Time Processing and Watermarks using Google Pub\Sub and Google DataFlow.
Submitted by Swapnil Dubey (@swapnildubey) on Thursday, 29 June 2017
Crisp talk for data engineering track
In this talk, we will be discussing about the watermark ingestion pattern of doing realtime analytics using Google Cloud Platform. Talk will primary cover the use case of intermittant data ingestion in a system(for example: a system ingesting data going offline frequently) and how to perform Real Time Analytics using GCP as platform.
- What is Google Pub/sub?
- What is Dataflow(Apache Beam)?
- What is Watermarking?
- How to implement the watermark pattern using Google Pub/Sub and Dataflow?
Swapnil Dubey has close to 8.5 years of work experience and is currently working as Data Engineer at Schlumberger. Prior to Schlumberger, he was working as Lead Engineer Big Data at Snapdeal in realtime data anlytics team.
He is a Certified Developer for Spark(Datastax) ,Cloudera Certified Hadoop developer, Cloudera Certified Hadoop Administrator and Cloudera Certified Hbase Specialist.
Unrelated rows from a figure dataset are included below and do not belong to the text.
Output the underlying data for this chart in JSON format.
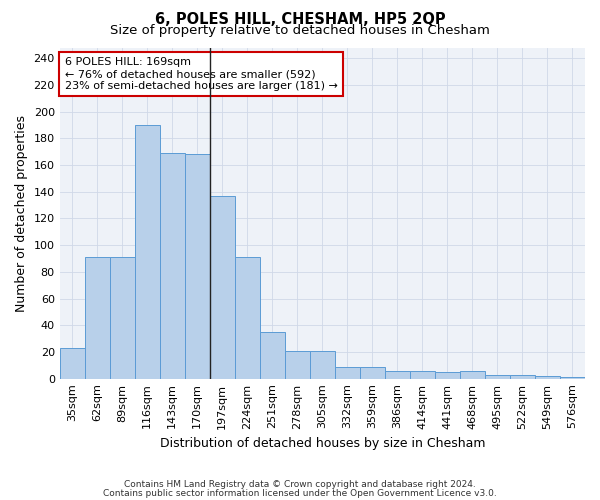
{
  "title": "6, POLES HILL, CHESHAM, HP5 2QP",
  "subtitle": "Size of property relative to detached houses in Chesham",
  "xlabel": "Distribution of detached houses by size in Chesham",
  "ylabel": "Number of detached properties",
  "categories": [
    "35sqm",
    "62sqm",
    "89sqm",
    "116sqm",
    "143sqm",
    "170sqm",
    "197sqm",
    "224sqm",
    "251sqm",
    "278sqm",
    "305sqm",
    "332sqm",
    "359sqm",
    "386sqm",
    "414sqm",
    "441sqm",
    "468sqm",
    "495sqm",
    "522sqm",
    "549sqm",
    "576sqm"
  ],
  "values": [
    23,
    91,
    91,
    190,
    169,
    168,
    137,
    91,
    35,
    21,
    21,
    9,
    9,
    6,
    6,
    5,
    6,
    3,
    3,
    2,
    1
  ],
  "bar_color": "#b8d0ea",
  "bar_edge_color": "#5b9bd5",
  "vline_position": 5.5,
  "vline_color": "#222222",
  "annotation_text": "6 POLES HILL: 169sqm\n← 76% of detached houses are smaller (592)\n23% of semi-detached houses are larger (181) →",
  "annotation_box_facecolor": "#ffffff",
  "annotation_box_edgecolor": "#cc0000",
  "ylim": [
    0,
    248
  ],
  "yticks": [
    0,
    20,
    40,
    60,
    80,
    100,
    120,
    140,
    160,
    180,
    200,
    220,
    240
  ],
  "footer_line1": "Contains HM Land Registry data © Crown copyright and database right 2024.",
  "footer_line2": "Contains public sector information licensed under the Open Government Licence v3.0.",
  "title_fontsize": 10.5,
  "subtitle_fontsize": 9.5,
  "xlabel_fontsize": 9,
  "ylabel_fontsize": 9,
  "tick_fontsize": 8,
  "annotation_fontsize": 8,
  "footer_fontsize": 6.5,
  "bg_color": "#ffffff",
  "plot_bg_color": "#eef2f8",
  "grid_color": "#d0d8e8"
}
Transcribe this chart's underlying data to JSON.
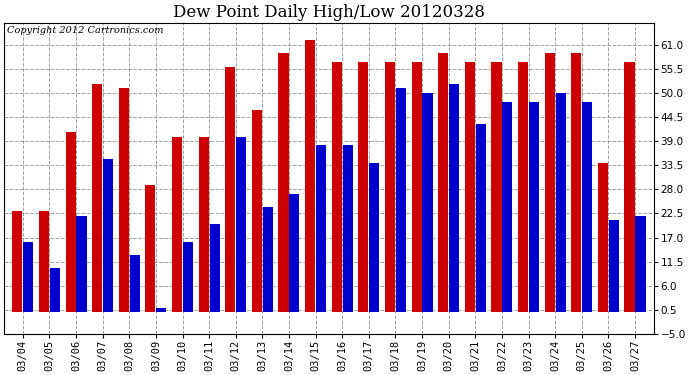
{
  "title": "Dew Point Daily High/Low 20120328",
  "copyright": "Copyright 2012 Cartronics.com",
  "dates": [
    "03/04",
    "03/05",
    "03/06",
    "03/07",
    "03/08",
    "03/09",
    "03/10",
    "03/11",
    "03/12",
    "03/13",
    "03/14",
    "03/15",
    "03/16",
    "03/17",
    "03/18",
    "03/19",
    "03/20",
    "03/21",
    "03/22",
    "03/23",
    "03/24",
    "03/25",
    "03/26",
    "03/27"
  ],
  "highs": [
    23,
    23,
    41,
    52,
    51,
    29,
    40,
    40,
    56,
    46,
    59,
    62,
    57,
    57,
    57,
    57,
    59,
    57,
    57,
    57,
    59,
    59,
    34,
    57
  ],
  "lows": [
    16,
    10,
    22,
    35,
    13,
    1,
    16,
    20,
    40,
    24,
    27,
    38,
    38,
    34,
    51,
    50,
    52,
    43,
    48,
    48,
    50,
    48,
    21,
    22
  ],
  "ylim": [
    -5,
    66
  ],
  "yticks": [
    -5.0,
    0.5,
    6.0,
    11.5,
    17.0,
    22.5,
    28.0,
    33.5,
    39.0,
    44.5,
    50.0,
    55.5,
    61.0
  ],
  "bar_color_high": "#cc0000",
  "bar_color_low": "#0000cc",
  "background_color": "#ffffff",
  "plot_background": "#ffffff",
  "grid_color": "#888888",
  "title_fontsize": 12,
  "copyright_fontsize": 7,
  "tick_fontsize": 7.5
}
In past, he has worked as Certified Cloudera Trainer in India.
He has worked on several projects in the BFSI,Ad serving and e commerce domains. He has worked extensively in the data quality domain using Hadoop,Spark and Kafka as the primary technology. He has an inclination to open source technologies and likes to explore/delve into new framework.